In a new report, Human Rights Watch cites “overwhelming evidence” that Bush ordered the use of torture — including waterboarding and secret rendition — to be used on terrorism suspects from the earliest days after the terror attacks of 2001.
“The road to the violations … began within days of the Sept. 11, 2001 attacks by Al-Qaeda on New York and Washington, D.C, when the Bush administration began crafting a new set of policies, procedures, and practices for detainees captured in military and counterterrorism operations outside the United States,” the report says.
Titled “Getting Away With Torture: The Bush Administration and Mistreatment of Detainees,” the report also contains what the group says is evidence of illegal acts sanctioned by Vice President Dick Cheney, Defense Secretary Donald Rumsfeld, and CIA Director George Tenet.
“The report makes very clear that, looking at the publicly available evidence, there is overwhelming evidence that senior Bush administration officials should be criminally investigated and potentially prosecuted for authorizing torture,” said Andrea Prasow, senior counsel in Human Rights Watch’s Terrorism and Counterterrorism Program.
The report accuses Bush of ordering the creation of the CIA’s secret program to kidnap and transport terrorism suspects to third countries where they underwent harsh interrogations.
Cheney is accused of being “the driving force behind the establishment of illegal detention policies and the formulation of legal justifications for those policies,” including torture. Ex-CIA Director George Tenet is said to have run the agency’s waterboarding and secret rendition programs.
The rights group says President Barack Obama has a legal duty to investigate acts of torture and other ill-treatment of detainees because the United States — along with more than 140 other countries — is a signatory to the UN Convention Against Torture.
Human Rights Watch is urging the Obama administration to pursue a criminal investigation against Bush and other former officials, but if that doesn’t happen – as it isn’t likely to – the group wants foreign governments to pursue their own cases.

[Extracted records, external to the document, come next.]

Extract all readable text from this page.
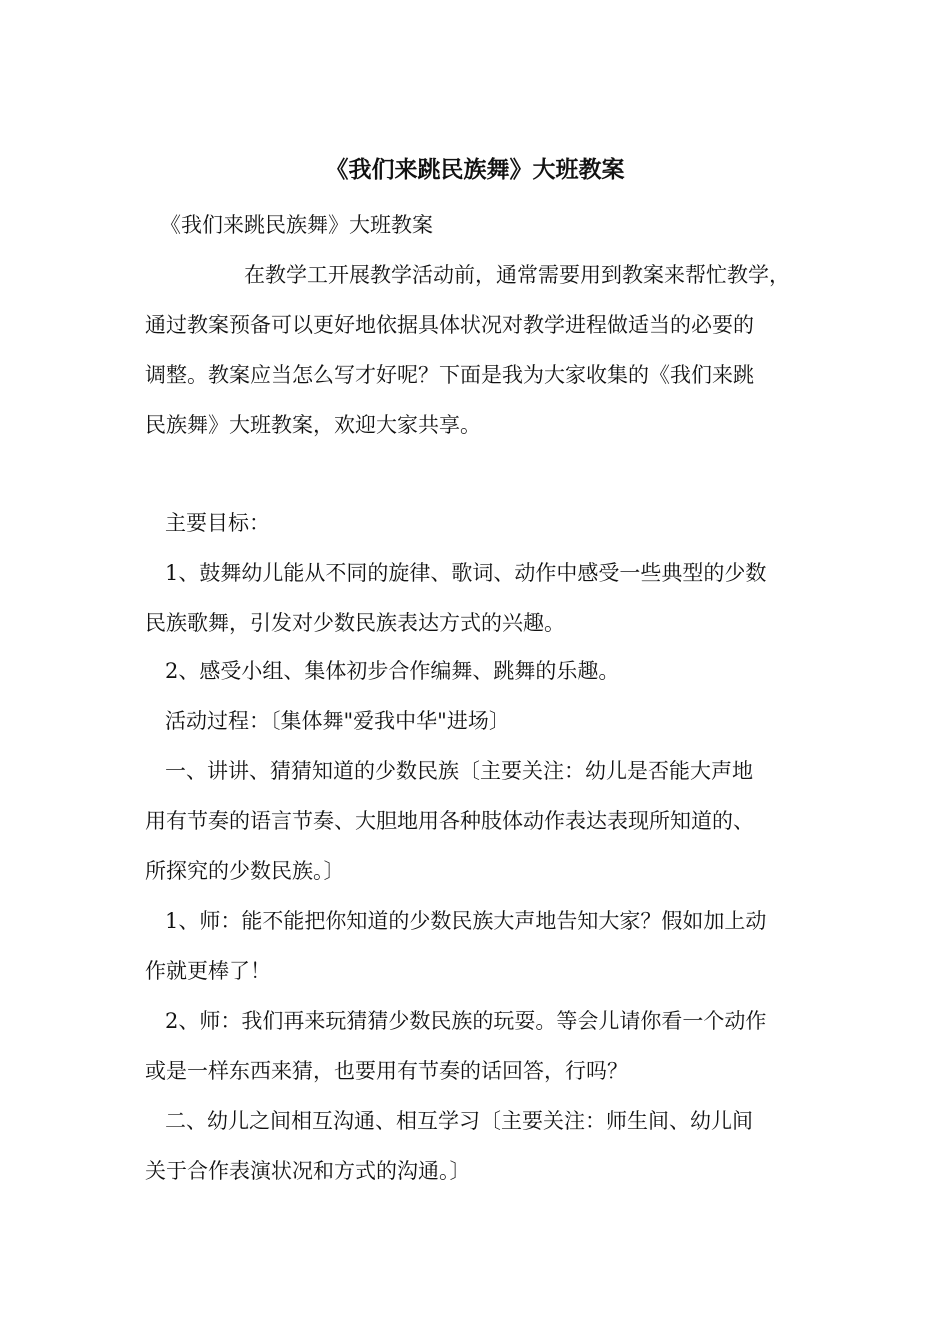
《我们来跳民族舞》大班教案

《我们来跳民族舞》大班教案

在教学工开展教学活动前，通常需要用到教案来帮忙教学，

通过教案预备可以更好地依据具体状况对教学进程做适当的必要的

调整。教案应当怎么写才好呢？下面是我为大家收集的《我们来跳

民族舞》大班教案，欢迎大家共享。

主要目标：

1、鼓舞幼儿能从不同的旋律、歌词、动作中感受一些典型的少数

民族歌舞，引发对少数民族表达方式的兴趣。

2、感受小组、集体初步合作编舞、跳舞的乐趣。

活动过程：〔集体舞"爱我中华"进场〕

一、讲讲、猜猜知道的少数民族〔主要关注：幼儿是否能大声地

用有节奏的语言节奏、大胆地用各种肢体动作表达表现所知道的、

所探究的少数民族。〕

1、师：能不能把你知道的少数民族大声地告知大家？假如加上动

作就更棒了！

2、师：我们再来玩猜猜少数民族的玩耍。等会儿请你看一个动作

或是一样东西来猜，也要用有节奏的话回答，行吗？

二、幼儿之间相互沟通、相互学习〔主要关注：师生间、幼儿间

关于合作表演状况和方式的沟通。〕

Prasow says that under the Convention Against Torture’s principle of universal jurisdiction, any country can pass its own legal judgment. “That principle says torture is so egregious, such a horrendous crime that torturers need to be investigated and prosecuted wherever they are found. So if the U.S. doesn’t conduct an investigation, it’s the obligation of other countries that have signed the Torture Convention to do that.”